Ancora, convincono gli episodi dedicati ai principi William e Harry, tratteggiandone l’ingresso nell’età adulta con un diverso temperamento e rapporto con il proprio ruolo pubblico. In particolare, si segue la traiettoria di William – molto bene l’interpretazione dell’esordiente Ed McVey – durante gli studi universitari, tormentato dall’inchiesta giudiziaria sulla madre e il desiderio di una vita normale.

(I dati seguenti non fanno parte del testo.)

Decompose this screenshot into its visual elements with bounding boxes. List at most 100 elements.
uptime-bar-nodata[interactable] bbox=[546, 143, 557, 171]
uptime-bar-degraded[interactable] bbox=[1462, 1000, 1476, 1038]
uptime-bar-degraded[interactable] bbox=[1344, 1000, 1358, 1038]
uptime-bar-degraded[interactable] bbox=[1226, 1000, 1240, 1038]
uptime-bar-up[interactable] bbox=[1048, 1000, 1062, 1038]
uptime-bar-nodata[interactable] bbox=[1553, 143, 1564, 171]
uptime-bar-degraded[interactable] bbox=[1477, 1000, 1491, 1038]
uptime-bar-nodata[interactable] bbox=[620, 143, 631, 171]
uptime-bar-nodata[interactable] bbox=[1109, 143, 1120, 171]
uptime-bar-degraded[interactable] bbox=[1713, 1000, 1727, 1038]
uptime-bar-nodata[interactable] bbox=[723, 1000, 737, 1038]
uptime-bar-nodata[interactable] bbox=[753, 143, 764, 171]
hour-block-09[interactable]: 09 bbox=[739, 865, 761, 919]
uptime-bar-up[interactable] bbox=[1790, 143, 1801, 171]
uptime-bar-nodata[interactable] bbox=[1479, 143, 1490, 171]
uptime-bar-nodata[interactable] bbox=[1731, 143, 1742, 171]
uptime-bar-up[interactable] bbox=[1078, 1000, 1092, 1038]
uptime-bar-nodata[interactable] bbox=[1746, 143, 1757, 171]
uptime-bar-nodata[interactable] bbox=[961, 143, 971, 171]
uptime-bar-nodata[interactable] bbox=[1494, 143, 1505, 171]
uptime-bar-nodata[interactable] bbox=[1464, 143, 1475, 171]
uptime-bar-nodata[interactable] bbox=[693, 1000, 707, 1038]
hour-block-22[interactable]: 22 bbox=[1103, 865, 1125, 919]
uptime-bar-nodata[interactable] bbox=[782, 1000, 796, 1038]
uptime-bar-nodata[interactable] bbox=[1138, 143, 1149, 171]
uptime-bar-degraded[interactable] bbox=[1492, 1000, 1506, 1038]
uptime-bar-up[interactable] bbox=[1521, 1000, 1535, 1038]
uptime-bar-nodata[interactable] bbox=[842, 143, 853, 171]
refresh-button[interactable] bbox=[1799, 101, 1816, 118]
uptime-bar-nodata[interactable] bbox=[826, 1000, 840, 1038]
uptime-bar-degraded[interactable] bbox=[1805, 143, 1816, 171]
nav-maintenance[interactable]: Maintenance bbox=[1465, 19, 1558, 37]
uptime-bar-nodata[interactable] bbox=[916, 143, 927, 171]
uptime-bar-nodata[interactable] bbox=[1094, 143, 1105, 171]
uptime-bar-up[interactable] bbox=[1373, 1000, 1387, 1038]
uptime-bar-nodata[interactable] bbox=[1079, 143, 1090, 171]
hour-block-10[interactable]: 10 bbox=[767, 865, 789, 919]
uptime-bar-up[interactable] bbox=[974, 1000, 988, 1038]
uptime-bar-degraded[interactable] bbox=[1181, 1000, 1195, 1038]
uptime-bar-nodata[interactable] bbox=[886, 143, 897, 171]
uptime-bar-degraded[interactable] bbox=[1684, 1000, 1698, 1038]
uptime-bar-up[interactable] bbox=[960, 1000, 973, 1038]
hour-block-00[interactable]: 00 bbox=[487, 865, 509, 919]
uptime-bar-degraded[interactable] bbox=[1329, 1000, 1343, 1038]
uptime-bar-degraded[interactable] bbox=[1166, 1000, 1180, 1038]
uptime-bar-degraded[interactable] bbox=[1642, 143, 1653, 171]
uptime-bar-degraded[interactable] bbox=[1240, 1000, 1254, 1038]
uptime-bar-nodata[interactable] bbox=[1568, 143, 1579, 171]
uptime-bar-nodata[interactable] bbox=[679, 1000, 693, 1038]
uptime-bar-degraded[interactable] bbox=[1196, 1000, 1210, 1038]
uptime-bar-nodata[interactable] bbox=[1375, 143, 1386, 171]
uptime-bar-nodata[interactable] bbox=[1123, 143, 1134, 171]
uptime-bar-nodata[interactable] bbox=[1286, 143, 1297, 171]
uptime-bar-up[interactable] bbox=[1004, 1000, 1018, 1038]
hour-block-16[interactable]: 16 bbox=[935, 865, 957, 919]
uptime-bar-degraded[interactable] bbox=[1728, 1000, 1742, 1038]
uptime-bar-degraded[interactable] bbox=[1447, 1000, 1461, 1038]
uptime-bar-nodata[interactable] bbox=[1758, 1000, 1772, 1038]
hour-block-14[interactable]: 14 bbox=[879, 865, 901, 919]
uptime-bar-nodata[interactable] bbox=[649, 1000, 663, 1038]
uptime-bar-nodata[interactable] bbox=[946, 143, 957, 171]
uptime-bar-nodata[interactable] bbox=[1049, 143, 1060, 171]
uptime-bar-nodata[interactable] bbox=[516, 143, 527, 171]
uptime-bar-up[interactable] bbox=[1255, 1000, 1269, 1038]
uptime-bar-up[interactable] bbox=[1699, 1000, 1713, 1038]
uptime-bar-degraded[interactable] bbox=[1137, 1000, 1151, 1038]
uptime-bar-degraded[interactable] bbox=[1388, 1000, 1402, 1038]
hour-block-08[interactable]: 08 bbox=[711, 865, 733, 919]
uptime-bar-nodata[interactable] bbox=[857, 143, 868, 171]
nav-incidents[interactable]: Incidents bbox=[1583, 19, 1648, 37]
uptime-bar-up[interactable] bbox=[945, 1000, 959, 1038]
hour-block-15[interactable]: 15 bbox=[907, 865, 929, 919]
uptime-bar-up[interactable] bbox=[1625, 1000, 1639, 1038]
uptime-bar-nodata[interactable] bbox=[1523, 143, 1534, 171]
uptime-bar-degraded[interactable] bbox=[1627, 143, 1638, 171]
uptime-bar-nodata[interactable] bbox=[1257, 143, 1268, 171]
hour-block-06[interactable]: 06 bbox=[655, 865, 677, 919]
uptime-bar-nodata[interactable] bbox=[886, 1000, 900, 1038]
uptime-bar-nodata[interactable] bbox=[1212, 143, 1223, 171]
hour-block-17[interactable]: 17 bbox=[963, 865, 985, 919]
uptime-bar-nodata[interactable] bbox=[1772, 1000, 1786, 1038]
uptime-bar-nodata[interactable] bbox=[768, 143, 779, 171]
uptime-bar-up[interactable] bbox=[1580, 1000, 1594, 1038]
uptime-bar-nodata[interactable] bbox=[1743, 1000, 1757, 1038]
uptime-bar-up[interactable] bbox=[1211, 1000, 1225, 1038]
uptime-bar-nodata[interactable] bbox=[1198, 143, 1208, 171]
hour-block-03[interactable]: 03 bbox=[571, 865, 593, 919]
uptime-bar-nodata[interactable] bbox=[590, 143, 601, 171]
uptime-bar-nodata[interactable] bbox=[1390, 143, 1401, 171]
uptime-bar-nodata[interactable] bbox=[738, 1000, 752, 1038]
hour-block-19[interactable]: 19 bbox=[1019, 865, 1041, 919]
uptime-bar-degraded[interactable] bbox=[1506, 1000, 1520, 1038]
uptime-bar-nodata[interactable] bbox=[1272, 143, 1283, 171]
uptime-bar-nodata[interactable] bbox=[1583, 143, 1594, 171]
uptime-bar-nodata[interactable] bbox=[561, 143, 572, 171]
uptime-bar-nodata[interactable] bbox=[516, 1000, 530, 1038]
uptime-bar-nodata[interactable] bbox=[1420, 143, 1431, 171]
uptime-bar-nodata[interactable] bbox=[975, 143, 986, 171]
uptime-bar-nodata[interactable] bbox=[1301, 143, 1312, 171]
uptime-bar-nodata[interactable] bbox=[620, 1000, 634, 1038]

Lì avviene l’incontro con Kate Middleton, raccontata come una delle più brillanti e determinate studentesse del campus; gli sceneggiatori non lesinano in frecciatine verso la famiglia Middleton, soprattutto rimarcando il desiderio di ascesa sociale della madre.
Infine, una parola sull’episodio finale “Sleep, Dearie, Sleep”, titolo che richiama un’elegia per cornamusa. Senza fare alcuna rivelazione, semplicemente possiamo dire che la conclusione della serie è bellissima, intensa e toccante. Un finale perfetto, sia per lo sguardo politico sia per quello personale, introspettivo. Applausi!
Nel complesso, il racconto di “The Crown” si conclude in maniera sicura e riuscita, mettendo a segno un affresco storico imponente ed elegante, abile nel gestire le rotte della Storia e al contempo romanzare una vicenda privata, familiare, che continua a destare attenzione e fascino. Un’opera di grande qualità narrativa e visiva, ottima per interpretazioni e realizzazione, senza dimenticare la riuscita colonna sonora (affidata nel tempo a Hans Zimmer, Rupert Gregson-Williams, Lorne Balfe e Martin Phipps), che ha pochi pari nel panorama audiovisivo contemporaneo. È il caso di dire: “God Save the Queen, the King and ‘The Crown’”. Serie consigliabile, problematica, per dibattiti.